AWS Announces General Availability of Amazon Textract (Amazon)
Amazon is making widely available a text and data extraction tool that is going to make it real easy to search all kinds of information. My whole time reading this release all I could think about was how hard it is to search your own posts on Twitter. There’s no excuses now, Jack Dorsey.
Conference on Social Protection by Artificial Intelligence: Decoding Human Rights in a Digital Age (Freedom to Tinker)
The incorporation of artificial intelligence in welfare programs comes with a range of risks. The last section of this piece is critical, taking a human centered design approach with a focus on those most at the mercy of artificial intelligence technology operating portions of welfare programs. That kind of approach would be helpful in avoiding unintended consequences over the course of developing AI tools for these populations.
Niti Aayog plans index to rank states on artificial intelligence adoption (Economic Times)
An index rating the readiness of states across India to adopt artificial intelligence technologies will be very interesting to read. Considering the U.S. has states still struggling with voting machine technology, this sort of index would be very eye-opening for policy makers in this country.
There’s been a lot of conversation around the importance of making sure there’s diversity among developers and researchers who are building artificial intelligence. One of the primary concerns is that this diversity imbalance will lead to bias being built into algorithms. The proposed remedy is for teams to hire more minorities on their teams.
I’m a strong proponent for diversifying the makeup of those building artificial intelligence. But, what does one do if the minorities one hired to join a team continue proliferating bias in their code, bias that hurts them?
I recently heard a story about a group of minority developers building AI algorithms that wouldn’t have recognized their skin color. I don’t think this is something that has gotten much of any attention, but it’s something worth examining. Just because someone is a minority doesn’t mean they haven’t digested tropes about white people and those of color. Are these folks in the right mental space to think independently and proudly? Do they see color or pretend not to?
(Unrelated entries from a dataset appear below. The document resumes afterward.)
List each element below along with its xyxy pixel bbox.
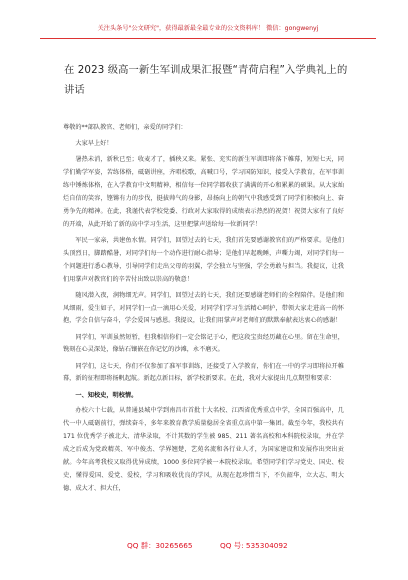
- footer-qq-number: QQ 号: 535304092: [220, 541, 288, 550]
- paragraph: 同学们，这七天，你们不仅参加了准军事训练，还接受了入学教育，你们在一中的学习即将拉开帷幕，新的征程即将扬帆起航。新起点新目标，新学校新要求。在此，我对大家提出几点期望和要求：: [63, 362, 344, 383]
- greeting: 大家早上好！: [75, 140, 113, 148]
- paragraph: 暑热未消，新秋已至；收麦才了，插秧又来。紧张、充实的新生军训即将落下帷幕，短短七天，同学们勤学军姿，苦练体格，砥砺讲座，齐唱校歌，高喊口号，学习国防知识，接受入学教育，在军事训练中锤炼体格，在入学教育中文明精神，相信每一位同学都收获了满满的开心和累累的硕果。从大家灿烂自信的笑容，铿锵有力的步伐，挺拔帅气的身影，昂扬向上的朝气中我感受到了同学们积极向上、奋勇争先的精神。在此，我谨代表学校党委、行政对大家取得的成绩表示热烈的祝贺！祝贺大家有了良好的开端，从此开始了新的高中学习生活，这里把掌声送给每一位新同学！: [63, 156, 344, 228]
- footer-qq-group: QQ 群：30265665: [127, 541, 193, 550]
- paragraph: 军民一家亲，共建鱼水情。同学们，回望过去的七天，我们首先要感谢教官们的严格要求。是他们头顶烈日，脚踏酷暑，对同学们每一个动作进行耐心指导；是他们早起晚睡，声嘶力竭，对同学们每一个问题进行悉心教导，引导同学们走出父母的羽翼，学会独立与坚强，学会勇敢与担当。我提议，让我们用掌声对教官们的辛苦付出致以崇高的敬意！: [63, 236, 344, 283]
- paragraph: 随风潜入夜，润物细无声。同学们，回望过去的七天，我们还要感谢老师们的全程陪伴。是他们和风细雨，爱生如子，对同学们一点一滴用心关爱，对同学们学习生活精心呵护，带领大家走进高一的怀抱，学会自信与奋斗，学会爱国与感恩。我提议，让我们用掌声对老师们的默默奉献表达衷心的感谢！: [63, 291, 344, 325]
- document-body: [63, 122, 344, 499]
- document-title: 在 2023 级高一新生军训成果汇报暨“青荷启程”入学典礼上的讲话: [64, 64, 348, 96]
- salutation: 尊敬的**部队教官、老师们，亲爱的同学们：: [63, 124, 187, 131]
- section-heading: 一、知校史，明校情。: [75, 391, 138, 399]
- header-banner: 关注头条号"公文研究"，获得最新最全最专业的公文资料库！ 微信：gongwenyj: [40, 22, 376, 39]
- footer: [0, 541, 408, 555]
- paragraph: 办校六十七载，从普通县城中学到南昌市首批十大名校、江西省优秀重点中学，全国百强高中，几代一中人砥砺前行，弹续奋斗，多年来教育教学质量稳居全省重点高中第一集团。截至今年，我校共有 171 位优秀学子被北大、清华录取，不计其数的学生被 985、211 著名高校和本科院校录取，并在学成之后成为党政精英、军中俊杰、学界翘楚，艺苑名流和各行业人才，为国家建设和发展作出突出贡献。今年高考我校又取得优异成绩，1000 多位同学被一本院校录取。希望同学们学习党史、国史、校史，懂得爱国、爱党、爱校，学习和吸收优良的学风，从现在起珍惜当下，不负韶华，立大志、明大德、成大才、担大任，: [63, 407, 344, 492]
- paragraph: 同学们，军训虽然短暂，但我相信你们一定会铭记于心，把这段宝贵经历藏在心里。留在生命里，镌刻在心灵深处，像钻石镶嵌在你记忆的沙滩，永不磨灭。: [63, 333, 344, 354]
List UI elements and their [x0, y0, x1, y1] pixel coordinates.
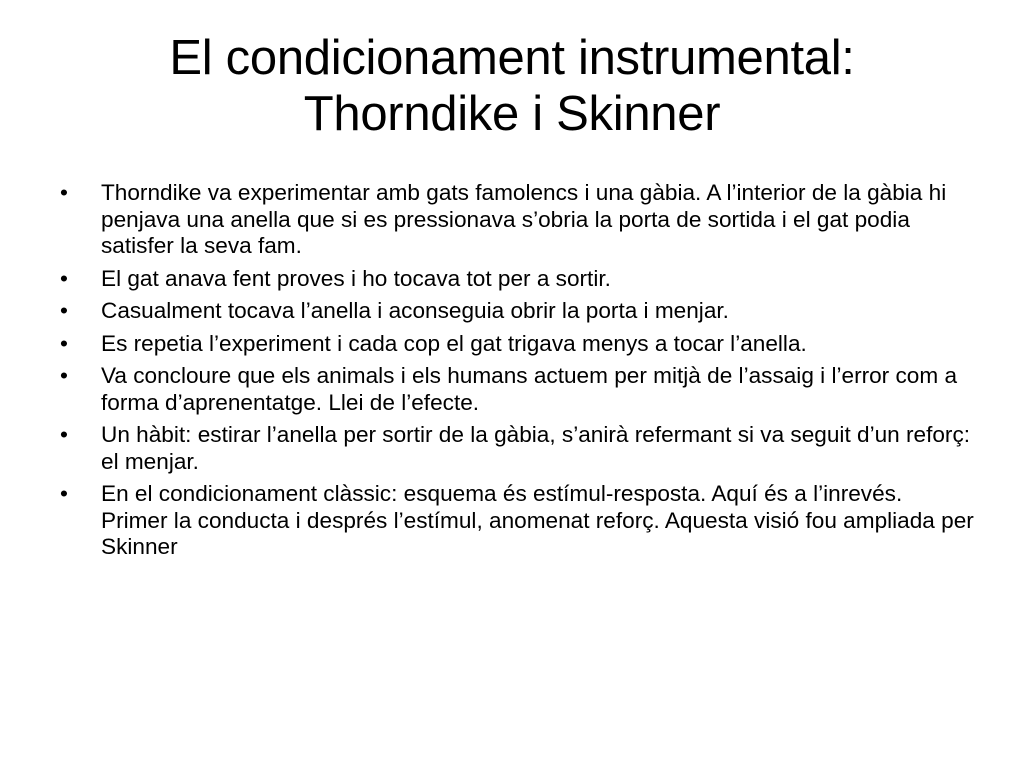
bullet-list: [55, 180, 975, 567]
bullet-text-1: Thorndike va experimentar amb gats famolencs i una gàbia. A l’interior de la gàbia hi penjava una anella que si es pressionava s’obria la porta de sortida i el gat podia satisfer la seva fam.: [101, 180, 947, 258]
bullet-item-7: [55, 481, 975, 561]
bullet-dot-icon: •: [60, 363, 68, 388]
bullet-dot-icon: •: [60, 180, 68, 205]
bullet-dot-icon: •: [60, 422, 68, 447]
slide-title-line-1: El condicionament instrumental:: [169, 31, 855, 85]
slide-title: [40, 30, 984, 142]
bullet-item-4: [55, 331, 975, 358]
bullet-dot-icon: •: [60, 330, 68, 356]
bullet-text-2: El gat anava fent proves i ho tocava tot per a sortir.: [101, 265, 611, 291]
bullet-text-3: Casualment tocava l’anella i aconseguia obrir la porta i menjar.: [101, 298, 729, 323]
bullet-dot-icon: •: [60, 298, 68, 323]
bullet-item-1: [55, 180, 975, 260]
bullet-text-4: Es repetia l’experiment i cada cop el gat trigava menys a tocar l’anella.: [101, 330, 807, 356]
bullet-item-6: [55, 422, 975, 475]
bullet-item-3: [55, 298, 975, 325]
bullet-text-7: En el condicionament clàssic: esquema és estímul-resposta. Aquí és a l’inrevés. Primer la conducta i després l’estímul, anomenat reforç. Aquesta visió fou ampliada per Skinner: [101, 481, 974, 559]
bullet-dot-icon: •: [60, 481, 68, 506]
bullet-item-5: [55, 363, 975, 416]
bullet-text-5: Va concloure que els animals i els humans actuem per mitjà de l’assaig i l’error com a forma d’aprenentatge. Llei de l’efecte.: [101, 363, 958, 415]
bullet-item-2: [55, 266, 975, 293]
slide-title-line-2: Thorndike i Skinner: [303, 87, 721, 141]
bullet-text-6: Un hàbit: estirar l’anella per sortir de la gàbia, s’anirà refermant si va seguit d’un reforç: el menjar.: [101, 422, 971, 474]
bullet-dot-icon: •: [60, 265, 68, 291]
I’m going to be pondering this more, but wanted to put the thought out there. What frameworks do have in your backpocket for thinking through issues like this?
Heinrich, Portman, Schatz Propose National Strategy For Artificial Intelligence; Call For $2.2 Billion Investment In Education, Research & Development (Martin Heinrich)
I wrote here about Congressional efforts to figure out the U.S. artificial intelligence direction. That effort plus this bill by a group of senators helps move us closer to the U.S. having an AI strategy. That said, $2.2B is not nearly enough investment. Just consider salaries for AI researchers – Google’s Deepmind lab paid $138M in salaries to 400 employees back in 2016.
IDC: Asia-Pacific spending on AI systems will reach $5.5 billion this year, up 80% from 2018 (TechCrunch)
This shows what the US is up against when it comes to investing in AI research and development.
Artificial intelligence becomes life-long learner with new framework (Science Daily)
As the son of a Wolfpack alumna, I had to include this. Further, as one with a long memory, I don’t know how I feel about AI software getting back at remembering previous tasks.